腹黒王子に秘密を握られました
 
ということは、依頼主は単身ではなく家族がいるんだろうな。
もしかしたら、子供も。

売ろうとしている分譲マンションの大体の査定額を知ってから、次に住む物件の目星をつけたいとなれば、住んでいる状態で内覧をしてもらうことになる。

業者とはいえ赤の他人に、水回りから収納までこまかくチェックして査定されるのをためらってしまうケースも多い。
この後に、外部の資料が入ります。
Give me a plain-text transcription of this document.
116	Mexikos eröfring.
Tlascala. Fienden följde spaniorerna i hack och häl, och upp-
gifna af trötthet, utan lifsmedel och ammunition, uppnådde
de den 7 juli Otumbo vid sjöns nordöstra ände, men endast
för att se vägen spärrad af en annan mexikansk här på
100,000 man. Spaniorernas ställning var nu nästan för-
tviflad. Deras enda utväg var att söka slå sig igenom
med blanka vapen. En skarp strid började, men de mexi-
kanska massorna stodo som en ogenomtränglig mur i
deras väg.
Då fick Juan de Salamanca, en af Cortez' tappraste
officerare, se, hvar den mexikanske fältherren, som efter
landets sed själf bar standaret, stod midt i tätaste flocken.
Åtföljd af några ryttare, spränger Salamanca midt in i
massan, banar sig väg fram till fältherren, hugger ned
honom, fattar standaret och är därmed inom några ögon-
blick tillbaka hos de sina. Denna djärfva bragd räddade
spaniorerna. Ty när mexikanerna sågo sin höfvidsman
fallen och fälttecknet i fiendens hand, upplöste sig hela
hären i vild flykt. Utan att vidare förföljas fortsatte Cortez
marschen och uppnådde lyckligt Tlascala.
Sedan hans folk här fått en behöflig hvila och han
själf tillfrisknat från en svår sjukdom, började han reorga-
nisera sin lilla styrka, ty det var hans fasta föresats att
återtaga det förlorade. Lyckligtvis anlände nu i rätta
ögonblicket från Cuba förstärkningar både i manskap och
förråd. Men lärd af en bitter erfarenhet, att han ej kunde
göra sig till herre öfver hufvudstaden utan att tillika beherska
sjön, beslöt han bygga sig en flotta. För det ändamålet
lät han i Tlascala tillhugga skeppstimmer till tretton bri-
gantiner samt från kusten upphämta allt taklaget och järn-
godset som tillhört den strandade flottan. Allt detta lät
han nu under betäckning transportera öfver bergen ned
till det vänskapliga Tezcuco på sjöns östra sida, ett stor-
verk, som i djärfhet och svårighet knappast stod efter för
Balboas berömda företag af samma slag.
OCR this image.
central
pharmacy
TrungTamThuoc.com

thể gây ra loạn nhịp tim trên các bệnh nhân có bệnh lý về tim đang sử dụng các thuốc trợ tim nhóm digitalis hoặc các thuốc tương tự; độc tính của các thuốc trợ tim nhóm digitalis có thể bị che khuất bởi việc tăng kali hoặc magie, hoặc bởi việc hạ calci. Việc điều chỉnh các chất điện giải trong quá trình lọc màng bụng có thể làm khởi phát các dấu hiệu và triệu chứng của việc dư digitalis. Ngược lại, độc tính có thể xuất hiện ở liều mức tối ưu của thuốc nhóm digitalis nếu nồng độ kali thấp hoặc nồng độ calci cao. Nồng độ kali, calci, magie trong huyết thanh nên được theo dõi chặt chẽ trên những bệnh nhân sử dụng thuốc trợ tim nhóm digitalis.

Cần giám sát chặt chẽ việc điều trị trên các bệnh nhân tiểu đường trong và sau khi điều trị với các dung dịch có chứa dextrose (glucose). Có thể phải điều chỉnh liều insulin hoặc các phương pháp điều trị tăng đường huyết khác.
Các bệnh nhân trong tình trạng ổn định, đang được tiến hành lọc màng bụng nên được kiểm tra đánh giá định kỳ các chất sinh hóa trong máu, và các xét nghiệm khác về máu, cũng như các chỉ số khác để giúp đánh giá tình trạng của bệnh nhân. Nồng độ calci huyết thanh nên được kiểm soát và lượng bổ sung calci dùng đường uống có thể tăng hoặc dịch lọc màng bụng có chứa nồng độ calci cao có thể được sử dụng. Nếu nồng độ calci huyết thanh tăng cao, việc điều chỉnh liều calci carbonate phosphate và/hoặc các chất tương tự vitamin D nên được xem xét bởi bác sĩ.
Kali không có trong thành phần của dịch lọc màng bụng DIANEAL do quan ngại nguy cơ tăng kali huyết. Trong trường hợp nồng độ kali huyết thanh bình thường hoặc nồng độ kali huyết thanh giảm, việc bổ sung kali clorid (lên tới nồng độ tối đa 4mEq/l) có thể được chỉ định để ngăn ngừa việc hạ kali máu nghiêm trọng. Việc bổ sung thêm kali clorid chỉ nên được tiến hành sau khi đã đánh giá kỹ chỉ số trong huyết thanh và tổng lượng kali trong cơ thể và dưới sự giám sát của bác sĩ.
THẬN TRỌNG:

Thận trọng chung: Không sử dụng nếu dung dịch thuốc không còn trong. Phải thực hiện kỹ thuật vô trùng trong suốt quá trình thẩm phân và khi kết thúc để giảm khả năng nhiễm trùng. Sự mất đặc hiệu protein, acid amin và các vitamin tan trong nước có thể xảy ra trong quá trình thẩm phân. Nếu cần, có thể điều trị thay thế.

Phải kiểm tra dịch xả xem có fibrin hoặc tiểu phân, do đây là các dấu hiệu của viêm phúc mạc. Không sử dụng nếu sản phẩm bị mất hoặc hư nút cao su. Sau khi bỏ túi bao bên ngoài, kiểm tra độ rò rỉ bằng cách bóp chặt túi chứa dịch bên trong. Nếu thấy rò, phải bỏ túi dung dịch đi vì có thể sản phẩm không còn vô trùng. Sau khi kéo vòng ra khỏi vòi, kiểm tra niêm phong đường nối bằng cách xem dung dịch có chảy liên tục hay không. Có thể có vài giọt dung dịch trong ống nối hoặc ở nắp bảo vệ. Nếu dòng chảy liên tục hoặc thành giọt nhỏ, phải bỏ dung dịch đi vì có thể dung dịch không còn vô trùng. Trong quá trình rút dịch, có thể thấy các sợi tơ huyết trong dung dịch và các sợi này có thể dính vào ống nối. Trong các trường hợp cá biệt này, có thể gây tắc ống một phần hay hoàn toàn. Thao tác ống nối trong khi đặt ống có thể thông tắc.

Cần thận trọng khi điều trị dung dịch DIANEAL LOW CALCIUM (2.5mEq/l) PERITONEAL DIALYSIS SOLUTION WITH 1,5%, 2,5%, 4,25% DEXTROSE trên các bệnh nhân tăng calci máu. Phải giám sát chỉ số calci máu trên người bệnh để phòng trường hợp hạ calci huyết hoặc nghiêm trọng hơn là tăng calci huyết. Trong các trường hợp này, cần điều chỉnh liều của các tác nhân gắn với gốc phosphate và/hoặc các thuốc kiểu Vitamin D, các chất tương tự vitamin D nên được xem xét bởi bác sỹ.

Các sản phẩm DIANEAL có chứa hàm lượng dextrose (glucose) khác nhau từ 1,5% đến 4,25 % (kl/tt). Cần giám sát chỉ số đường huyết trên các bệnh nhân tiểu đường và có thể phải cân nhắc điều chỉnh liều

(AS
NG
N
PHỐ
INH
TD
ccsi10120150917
自分の生活の場を覗かれるのは、できるだけ少ない方がいいに決まってる。



そんな私の想像通り、事務所にやって来たのは家族連れだった。

三十代の夫婦と、幼稚園児くらいの男の子。
すりガラスのパーテーションで区切られた応接セットに通し、金子に声をかける。

コーヒーと、男の子のためにオレンジジュースとお菓子を用意して応接セットへ行くと、どこかギスギスした不穏な空気が漂っていた。

珍しい。
人当たりがよく口のうまい金子の商談の席で、こんな空気になるなんて。

そう思いながら、邪魔にならないようにお茶出しをする。

「せっかく思い切ってマンションを買ったのに、こんなにすぐ売ることになるなんて。しかも買った時からこんなに下がるなら、最初から買わなきゃよかった!」

「お前、そんなことを今更言ったって、しょうがないだろ」

感情を隠しきれず不満をもらしはじめた奥さんと、それをたしなめるように低い声を出す旦那さん。

「誰のせいでこうなったと思ってるのよ!」

二人の様子から、離婚が原因で家を手放すことになったのかなと察してしまう。